El escenario, un cuadrilátero en el OnStage Black Box Theatre, con un centro ceremonial en cada esquina –que contiene ropas, utilería– y unas piezas en el interior que cumplen diversas funciones; el público, situado en cada lado a manera de teatro arena. Así, en silencio van entrando las cuatro actrices Andrea Herrera, Conchi León, Addy Téyer (o Salomé Sansores), Lourdes León y la niña Estrella Borges. Todas vistiendo tradicionales huipiles y sandalias o chanclas. A ratos, una dama, sentada en una de las esquinas, marca pautas y canaliza el ritmo con un sonajero de semillas, hasta que tres "vecinas", así se llaman entre ellas, se acomodan en el centro que, descubrimos ahora, son los bancos de una iglesia donde se celebra una misa. Cuchichean, se cuentan sus problemas familiares, ironizan con humor y se van tejiendo los avatares de sus vidas, sus conflictos. El principio es algo lento y denso, pero a medida que transcurre la obra, se agiliza y toma buen ritmo.

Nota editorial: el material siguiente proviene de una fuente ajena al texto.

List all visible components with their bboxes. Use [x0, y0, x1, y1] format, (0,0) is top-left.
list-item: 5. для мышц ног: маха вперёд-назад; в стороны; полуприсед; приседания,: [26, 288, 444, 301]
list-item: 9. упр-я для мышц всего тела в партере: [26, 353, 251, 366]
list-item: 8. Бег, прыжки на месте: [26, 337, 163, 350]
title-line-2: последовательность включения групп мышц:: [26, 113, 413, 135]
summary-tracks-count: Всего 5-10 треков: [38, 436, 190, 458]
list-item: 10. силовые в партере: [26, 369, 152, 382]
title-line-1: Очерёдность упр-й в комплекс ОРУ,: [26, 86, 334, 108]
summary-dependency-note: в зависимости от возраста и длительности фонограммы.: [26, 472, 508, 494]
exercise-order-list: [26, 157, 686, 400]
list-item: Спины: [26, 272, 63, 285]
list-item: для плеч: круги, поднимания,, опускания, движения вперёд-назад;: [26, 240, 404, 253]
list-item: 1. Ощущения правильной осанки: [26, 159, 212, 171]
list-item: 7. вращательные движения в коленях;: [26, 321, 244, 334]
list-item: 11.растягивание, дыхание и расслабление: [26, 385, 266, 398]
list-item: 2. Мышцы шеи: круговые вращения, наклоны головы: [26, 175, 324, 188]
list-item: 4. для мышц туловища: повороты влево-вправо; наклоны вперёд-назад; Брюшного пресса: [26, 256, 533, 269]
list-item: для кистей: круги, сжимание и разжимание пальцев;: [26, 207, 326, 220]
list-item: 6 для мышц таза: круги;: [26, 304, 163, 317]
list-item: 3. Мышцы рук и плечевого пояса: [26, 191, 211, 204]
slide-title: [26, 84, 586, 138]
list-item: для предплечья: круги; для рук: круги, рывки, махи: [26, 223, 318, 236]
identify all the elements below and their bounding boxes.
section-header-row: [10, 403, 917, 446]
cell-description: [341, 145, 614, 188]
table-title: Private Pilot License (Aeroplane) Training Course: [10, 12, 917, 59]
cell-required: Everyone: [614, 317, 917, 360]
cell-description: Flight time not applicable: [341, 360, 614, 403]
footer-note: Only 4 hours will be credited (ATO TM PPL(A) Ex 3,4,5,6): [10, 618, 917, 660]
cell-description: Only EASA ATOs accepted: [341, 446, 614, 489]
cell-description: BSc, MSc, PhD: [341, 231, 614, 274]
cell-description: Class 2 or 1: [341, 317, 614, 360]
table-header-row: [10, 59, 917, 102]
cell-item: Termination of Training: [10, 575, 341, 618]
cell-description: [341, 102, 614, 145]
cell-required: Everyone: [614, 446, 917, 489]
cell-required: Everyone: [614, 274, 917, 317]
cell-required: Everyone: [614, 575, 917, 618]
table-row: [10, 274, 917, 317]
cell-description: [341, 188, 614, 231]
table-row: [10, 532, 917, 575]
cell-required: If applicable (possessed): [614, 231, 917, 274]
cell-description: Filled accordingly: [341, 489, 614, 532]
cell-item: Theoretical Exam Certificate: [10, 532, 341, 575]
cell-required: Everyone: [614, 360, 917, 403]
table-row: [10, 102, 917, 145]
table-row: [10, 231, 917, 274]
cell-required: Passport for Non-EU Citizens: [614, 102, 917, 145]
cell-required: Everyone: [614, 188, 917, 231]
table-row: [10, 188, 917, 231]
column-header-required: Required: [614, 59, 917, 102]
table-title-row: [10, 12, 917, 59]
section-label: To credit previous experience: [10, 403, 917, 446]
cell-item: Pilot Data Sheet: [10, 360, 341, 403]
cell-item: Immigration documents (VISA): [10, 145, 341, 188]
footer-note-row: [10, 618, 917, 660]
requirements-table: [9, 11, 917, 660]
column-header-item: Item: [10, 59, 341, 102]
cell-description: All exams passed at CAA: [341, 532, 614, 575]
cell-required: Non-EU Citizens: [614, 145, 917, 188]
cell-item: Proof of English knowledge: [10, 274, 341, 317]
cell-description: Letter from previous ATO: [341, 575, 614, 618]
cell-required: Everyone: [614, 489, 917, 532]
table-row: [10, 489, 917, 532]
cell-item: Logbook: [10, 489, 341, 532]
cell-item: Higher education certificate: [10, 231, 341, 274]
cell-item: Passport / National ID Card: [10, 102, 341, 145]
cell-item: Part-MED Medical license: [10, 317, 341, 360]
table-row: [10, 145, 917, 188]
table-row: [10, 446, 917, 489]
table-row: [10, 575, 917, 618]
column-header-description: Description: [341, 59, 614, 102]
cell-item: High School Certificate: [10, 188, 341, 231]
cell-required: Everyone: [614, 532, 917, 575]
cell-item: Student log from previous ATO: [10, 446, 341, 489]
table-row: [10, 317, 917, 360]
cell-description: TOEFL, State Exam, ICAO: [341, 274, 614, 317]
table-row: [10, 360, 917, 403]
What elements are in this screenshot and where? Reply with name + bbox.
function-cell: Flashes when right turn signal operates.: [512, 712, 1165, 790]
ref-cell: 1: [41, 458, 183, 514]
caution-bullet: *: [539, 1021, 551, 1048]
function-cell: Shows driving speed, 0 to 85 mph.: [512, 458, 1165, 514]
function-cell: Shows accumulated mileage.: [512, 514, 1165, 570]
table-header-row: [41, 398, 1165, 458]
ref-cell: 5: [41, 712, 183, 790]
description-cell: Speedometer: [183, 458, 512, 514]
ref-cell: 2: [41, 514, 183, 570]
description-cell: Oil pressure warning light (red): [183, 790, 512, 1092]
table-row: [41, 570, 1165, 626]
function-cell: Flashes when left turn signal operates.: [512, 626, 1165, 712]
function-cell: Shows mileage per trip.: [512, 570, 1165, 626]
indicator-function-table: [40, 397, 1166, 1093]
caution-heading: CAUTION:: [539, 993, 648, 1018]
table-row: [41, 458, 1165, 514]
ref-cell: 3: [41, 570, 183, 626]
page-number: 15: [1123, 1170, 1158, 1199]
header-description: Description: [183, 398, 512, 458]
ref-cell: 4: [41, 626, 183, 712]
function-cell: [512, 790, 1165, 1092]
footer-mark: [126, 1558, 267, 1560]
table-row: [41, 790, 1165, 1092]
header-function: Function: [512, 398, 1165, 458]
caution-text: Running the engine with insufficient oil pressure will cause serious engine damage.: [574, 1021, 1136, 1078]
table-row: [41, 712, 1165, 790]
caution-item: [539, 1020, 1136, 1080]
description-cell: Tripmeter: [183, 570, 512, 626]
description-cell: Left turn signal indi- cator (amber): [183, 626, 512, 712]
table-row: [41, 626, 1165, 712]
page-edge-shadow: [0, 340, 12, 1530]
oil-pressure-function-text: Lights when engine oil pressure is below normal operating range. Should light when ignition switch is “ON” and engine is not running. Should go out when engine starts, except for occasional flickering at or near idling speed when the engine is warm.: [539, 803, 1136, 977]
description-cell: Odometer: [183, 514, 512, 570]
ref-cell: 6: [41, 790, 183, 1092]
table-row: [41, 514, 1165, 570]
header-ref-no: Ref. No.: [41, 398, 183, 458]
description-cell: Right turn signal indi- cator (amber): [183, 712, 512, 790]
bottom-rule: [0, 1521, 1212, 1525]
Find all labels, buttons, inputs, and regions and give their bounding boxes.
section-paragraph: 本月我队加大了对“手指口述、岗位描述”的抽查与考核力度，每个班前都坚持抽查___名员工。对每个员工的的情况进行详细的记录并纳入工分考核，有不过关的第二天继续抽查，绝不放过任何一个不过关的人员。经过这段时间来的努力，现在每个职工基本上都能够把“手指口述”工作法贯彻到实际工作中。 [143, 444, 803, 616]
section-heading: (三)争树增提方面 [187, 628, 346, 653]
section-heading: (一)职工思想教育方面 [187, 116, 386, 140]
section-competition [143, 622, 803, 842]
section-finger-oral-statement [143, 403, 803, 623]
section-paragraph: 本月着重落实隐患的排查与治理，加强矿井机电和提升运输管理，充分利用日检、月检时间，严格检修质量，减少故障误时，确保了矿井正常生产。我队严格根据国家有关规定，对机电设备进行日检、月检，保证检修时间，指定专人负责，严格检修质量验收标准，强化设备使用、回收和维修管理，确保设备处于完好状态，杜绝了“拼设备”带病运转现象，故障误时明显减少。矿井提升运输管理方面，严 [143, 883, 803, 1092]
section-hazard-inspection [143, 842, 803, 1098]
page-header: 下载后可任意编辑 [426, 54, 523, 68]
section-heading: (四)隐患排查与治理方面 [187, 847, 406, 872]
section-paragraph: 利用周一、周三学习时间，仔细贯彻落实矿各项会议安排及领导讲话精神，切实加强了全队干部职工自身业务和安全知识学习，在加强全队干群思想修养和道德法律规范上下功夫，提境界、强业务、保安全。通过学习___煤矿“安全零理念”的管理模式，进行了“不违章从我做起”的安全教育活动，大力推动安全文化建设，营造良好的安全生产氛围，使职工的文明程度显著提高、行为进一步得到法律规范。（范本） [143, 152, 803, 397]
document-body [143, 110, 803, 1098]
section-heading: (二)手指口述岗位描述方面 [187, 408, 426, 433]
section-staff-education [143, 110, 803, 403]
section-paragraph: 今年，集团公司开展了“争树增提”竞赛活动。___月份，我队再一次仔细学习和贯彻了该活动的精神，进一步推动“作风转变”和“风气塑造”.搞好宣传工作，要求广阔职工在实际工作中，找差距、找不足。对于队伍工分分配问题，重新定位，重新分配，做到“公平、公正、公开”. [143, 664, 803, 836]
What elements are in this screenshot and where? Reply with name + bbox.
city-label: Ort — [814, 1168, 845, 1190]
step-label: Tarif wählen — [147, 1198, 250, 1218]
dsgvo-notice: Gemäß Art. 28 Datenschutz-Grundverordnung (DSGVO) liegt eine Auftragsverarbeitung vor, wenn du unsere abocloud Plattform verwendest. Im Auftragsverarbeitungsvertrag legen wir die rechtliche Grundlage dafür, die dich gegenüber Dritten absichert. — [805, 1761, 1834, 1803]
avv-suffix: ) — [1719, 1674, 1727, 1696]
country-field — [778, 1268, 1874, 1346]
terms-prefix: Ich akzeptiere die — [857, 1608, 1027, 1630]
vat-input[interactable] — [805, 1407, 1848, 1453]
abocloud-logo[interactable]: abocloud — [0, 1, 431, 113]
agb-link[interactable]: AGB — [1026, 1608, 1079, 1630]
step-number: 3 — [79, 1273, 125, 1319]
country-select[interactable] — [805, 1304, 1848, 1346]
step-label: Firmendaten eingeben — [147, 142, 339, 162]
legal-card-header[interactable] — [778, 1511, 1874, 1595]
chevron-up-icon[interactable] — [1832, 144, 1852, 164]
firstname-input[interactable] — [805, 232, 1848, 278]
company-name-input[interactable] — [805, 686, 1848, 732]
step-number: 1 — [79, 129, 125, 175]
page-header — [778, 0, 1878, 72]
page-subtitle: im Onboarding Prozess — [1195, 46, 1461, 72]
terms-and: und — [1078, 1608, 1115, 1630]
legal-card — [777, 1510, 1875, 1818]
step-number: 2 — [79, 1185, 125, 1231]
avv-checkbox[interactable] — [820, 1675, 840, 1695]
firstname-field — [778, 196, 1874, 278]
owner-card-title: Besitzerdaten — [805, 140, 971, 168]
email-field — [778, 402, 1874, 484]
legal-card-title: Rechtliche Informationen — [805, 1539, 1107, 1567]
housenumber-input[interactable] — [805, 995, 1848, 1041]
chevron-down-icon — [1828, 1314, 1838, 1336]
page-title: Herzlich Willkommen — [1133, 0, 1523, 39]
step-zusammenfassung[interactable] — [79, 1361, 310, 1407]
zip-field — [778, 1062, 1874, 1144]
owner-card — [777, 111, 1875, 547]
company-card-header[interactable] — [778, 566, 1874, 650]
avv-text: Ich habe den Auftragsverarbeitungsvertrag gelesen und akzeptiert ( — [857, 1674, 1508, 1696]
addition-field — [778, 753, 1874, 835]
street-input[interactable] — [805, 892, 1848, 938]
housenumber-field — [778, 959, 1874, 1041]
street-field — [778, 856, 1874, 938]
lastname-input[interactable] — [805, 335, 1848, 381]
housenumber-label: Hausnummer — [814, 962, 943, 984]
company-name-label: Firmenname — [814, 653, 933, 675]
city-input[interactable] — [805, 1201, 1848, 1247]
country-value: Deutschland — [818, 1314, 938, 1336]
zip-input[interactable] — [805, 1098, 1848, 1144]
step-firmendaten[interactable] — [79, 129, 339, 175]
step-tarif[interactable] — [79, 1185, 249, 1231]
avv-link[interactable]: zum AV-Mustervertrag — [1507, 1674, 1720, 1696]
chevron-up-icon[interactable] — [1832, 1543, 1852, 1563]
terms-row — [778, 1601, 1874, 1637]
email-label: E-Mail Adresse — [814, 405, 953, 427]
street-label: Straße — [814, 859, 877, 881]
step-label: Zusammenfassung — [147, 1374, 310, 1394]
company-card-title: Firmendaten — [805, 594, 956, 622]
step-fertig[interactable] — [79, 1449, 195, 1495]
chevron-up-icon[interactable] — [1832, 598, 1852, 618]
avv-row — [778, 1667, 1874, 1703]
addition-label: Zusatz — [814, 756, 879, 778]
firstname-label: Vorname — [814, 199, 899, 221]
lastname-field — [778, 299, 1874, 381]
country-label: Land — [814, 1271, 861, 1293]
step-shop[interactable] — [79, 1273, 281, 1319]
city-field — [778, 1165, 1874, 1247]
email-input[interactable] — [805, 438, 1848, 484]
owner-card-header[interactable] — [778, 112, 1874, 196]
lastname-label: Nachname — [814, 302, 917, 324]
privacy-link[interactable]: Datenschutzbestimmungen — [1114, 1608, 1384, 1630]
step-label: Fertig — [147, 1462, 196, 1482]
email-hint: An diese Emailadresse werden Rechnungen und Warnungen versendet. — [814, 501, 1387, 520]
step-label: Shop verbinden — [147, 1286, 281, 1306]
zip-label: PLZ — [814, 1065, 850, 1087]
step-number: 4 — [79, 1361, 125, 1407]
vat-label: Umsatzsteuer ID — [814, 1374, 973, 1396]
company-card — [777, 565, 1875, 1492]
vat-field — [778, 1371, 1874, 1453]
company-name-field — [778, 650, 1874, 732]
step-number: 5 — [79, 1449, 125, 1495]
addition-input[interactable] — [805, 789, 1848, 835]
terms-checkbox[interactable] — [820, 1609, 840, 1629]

Es obvio que la directora y su equipo han estudiado profundamente las costumbres y las tradiciones del Mayab, eso se nota en la autenticidad que destilan sus historias, donde la poesía de la vida, la más difícil de intentar o conseguir, se posa en la narración de los cuidados de la mujer antes, durante y después del parto, con su herbolaria específica, en el trabajo de la comadrona y en los baños para acomodar el cuerpo; en los ritos o ceremonias que se realizan a los niños y niñas para evitar el mal, como ponerle al infante un hilo negro en su manita izquierda o una tijera debajo de la hamaca para alejar la muerte, ya que vida y muerte son dos caras de una misma moneda. A mí esta anécdota del hilo negro me hizo recordar, y esto quizás sea una consecuencia no prevista por la autora, que cuando niño, mi madre me ponía un hilo humedecido con saliva en la frente para curar el hipo. Y en el azabache para evitar el mal de ojo.